Runner Bug Invasion!

Spinosad is a starvation thing, I believe.

Is that old rotenone? Seems really hard to find.

Something about California no longer allowing its use because of its toxicity to fish. So, the industry isn't making much of rotenone available.

"So Lucky! Plant Defender!"

;) Steve
 
I guess the container is pretty old; maybe 5 years. I have some old chemicals from when I bought a garden center from the old geezer who had had some of the same product for 40 years or so. I have a bottle of nicotine, some chlordane, and a little can of ortho weed be gone, to name a few. Old stuff. I don't even know what to do with it.
 
Five years ago was about when I went looking for it.

I was nearly at a loss for what to do about potato beetles when I couldn't find rotenone.

There is a bottle of nicotine on my garage shelf. I haven't used it in 25 years! The last manufacturer quit making it not all that long ago. The company said that it was too dangerous so they must have turned to making those e-cigarettes, instead.

Steve
 
I have a few jars and cans of old pesticides and herbicides that remain unused for the past many years. I keep thinking I should have them all ready for a "Clean Sweep" collection. I think the next one here is in October.
 
We have been trying to figure out what to do with a bunch of old chemicals and motor additives from my FIL's place. There is no opportunity to dispose of them in a "clean sweep" collection here. Here it was a government-funded operation that is no longer funded.
 
We used to have a black blister beetle in Oklahoma that would hit every year toward the end of the season. I finally had to accept the fact that I had to get my tomatoes early if I wanted some for canning. Those striped ones usually run along the ground in a horde eating everything green in their path (thus the alternate name of army bugs). In Oklahoma the old ladies used to drive the horde out of the garden using a broom. Once you get them headed in a new direction they will keep going that way (so they said.)
After doing a little research on blister beetles I found that when the first ones found good pickings they released a pheromone into the air that called in every one of them within a mile or so. Once they settled in they feasted and used to energy to procreate. It's actually kind of a bug sex orgy.
 
Spinosad is a starvation thing, I believe.

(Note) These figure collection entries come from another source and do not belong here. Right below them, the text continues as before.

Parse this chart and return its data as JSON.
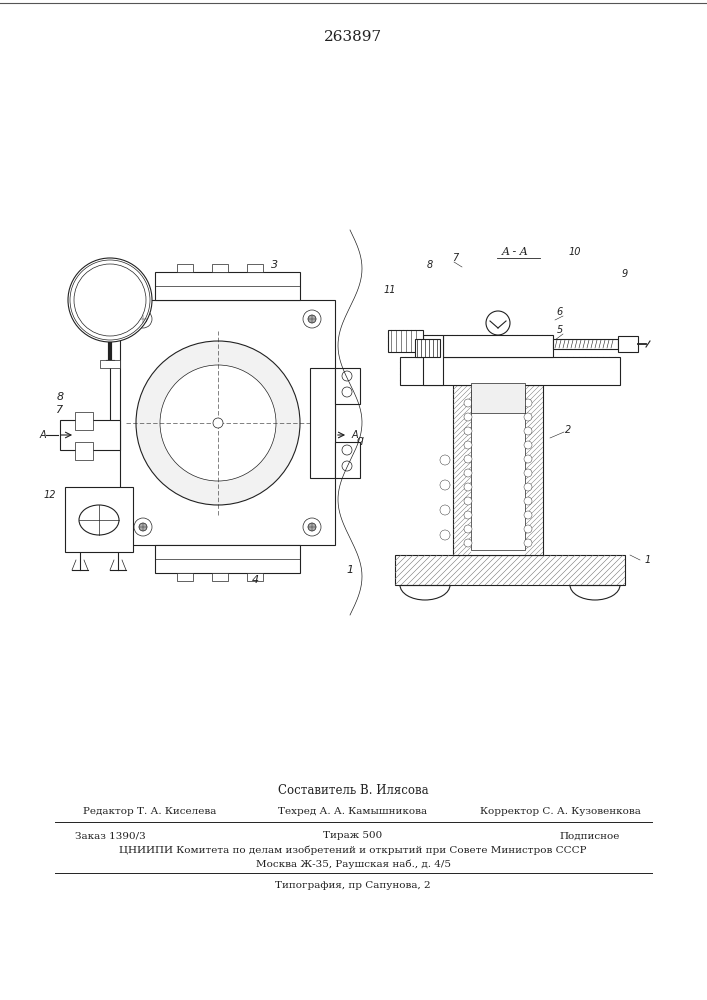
{
  "patent_number": "263897",
  "section_label": "A - A",
  "composer_line": "Составитель В. Илясова",
  "editor_line_1": "Редактор Т. А. Киселева",
  "editor_line_2": "Техред А. А. Камышникова",
  "editor_line_3": "Корректор С. А. Кузовенкова",
  "order_text": "Заказ 1390/3",
  "tirazh_text": "Тираж 500",
  "podpisnoe_text": "Подписное",
  "org_line": "ЦНИИПИ Комитета по делам изобретений и открытий при Совете Министров СССР",
  "address_line": "Москва Ж-35, Раушская наб., д. 4/5",
  "print_line": "Типография, пр Сапунова, 2",
  "bg_color": "#ffffff",
  "line_color": "#222222"
}
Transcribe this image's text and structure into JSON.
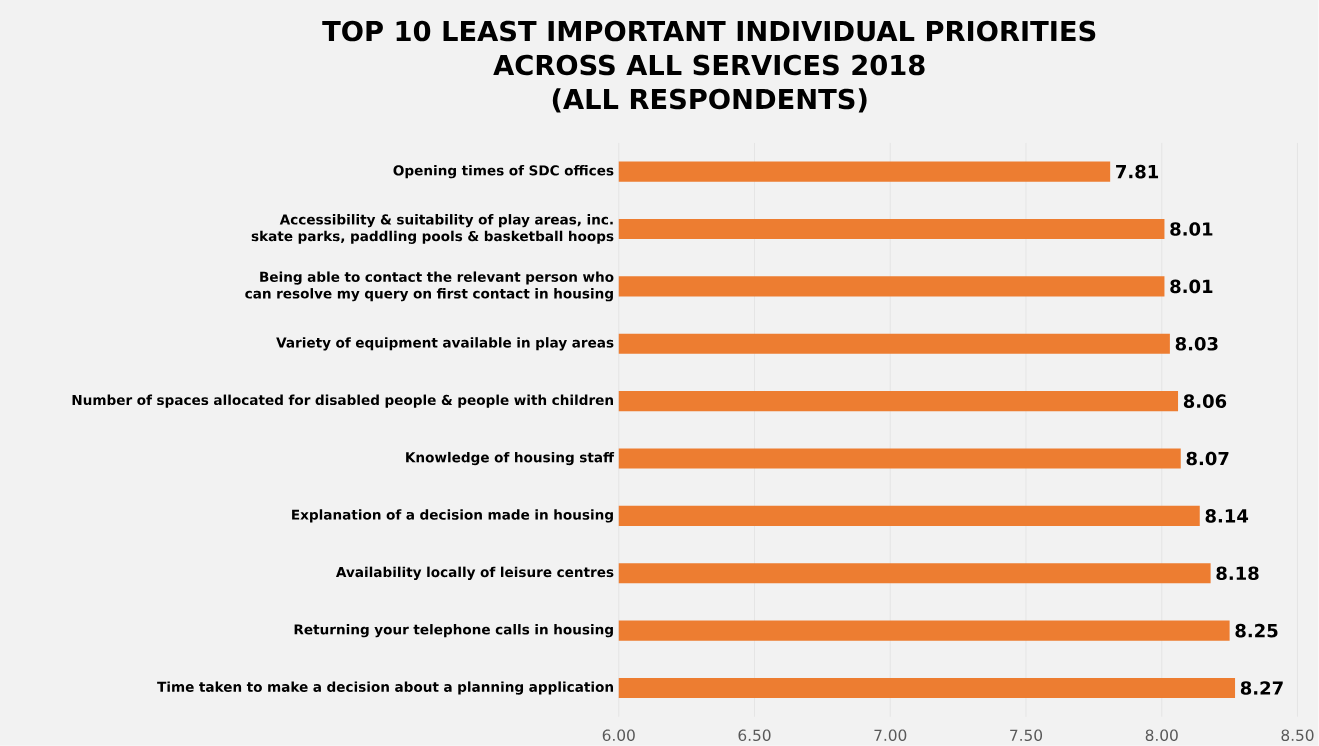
{
  "chart_data": {
    "type": "bar",
    "orientation": "horizontal",
    "title": "TOP 10 LEAST IMPORTANT INDIVIDUAL PRIORITIES ACROSS ALL SERVICES 2018",
    "subtitle": "(ALL RESPONDENTS)",
    "categories": [
      "Opening times of SDC offices",
      "Accessibility & suitability of play areas, inc. skate parks, paddling pools & basketball hoops",
      "Being able to contact the relevant person who can resolve my query on first contact in housing",
      "Variety of equipment available in play areas",
      "Number of spaces allocated for disabled people & people with children",
      "Knowledge of housing staff",
      "Explanation of a decision made in housing",
      "Availability locally of leisure centres",
      "Returning your telephone calls in housing",
      "Time taken to make a decision about a planning application"
    ],
    "values": [
      7.81,
      8.01,
      8.01,
      8.03,
      8.06,
      8.07,
      8.14,
      8.18,
      8.25,
      8.27
    ],
    "value_labels": [
      "7.81",
      "8.01",
      "8.01",
      "8.03",
      "8.06",
      "8.07",
      "8.14",
      "8.18",
      "8.25",
      "8.27"
    ],
    "color": "#ed7d31",
    "xlim": [
      6,
      8.5
    ],
    "xticks": [
      {
        "value": 6,
        "label": "6.00"
      },
      {
        "value": 6.5,
        "label": "6.50"
      },
      {
        "value": 7,
        "label": "7.00"
      },
      {
        "value": 7.5,
        "label": "7.50"
      },
      {
        "value": 8,
        "label": "8.00"
      },
      {
        "value": 8.5,
        "label": "8.50"
      }
    ],
    "grid": "x"
  }
}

Is that old rotenone? Seems really hard to find.

Something about California no longer allowing its use because of its toxicity to fish. So, the industry isn't making much of rotenone available.

"So Lucky! Plant Defender!"

;) Steve
Killing fish was the original purpose of rotenone. Natives in various tropical countries would use it to harvest fish that were not poisonous to eat. A natural source of rotenone is the vines of the Jicama tubers, The Phillipinos eat the pods but you have to know exactly when to harvest tem. If you wait too long they become poisonous. Harvest is best left to old Phillipino ladies.
 
Thanks Google--I am completely creeped out. :eek: How have I not heard of these things before?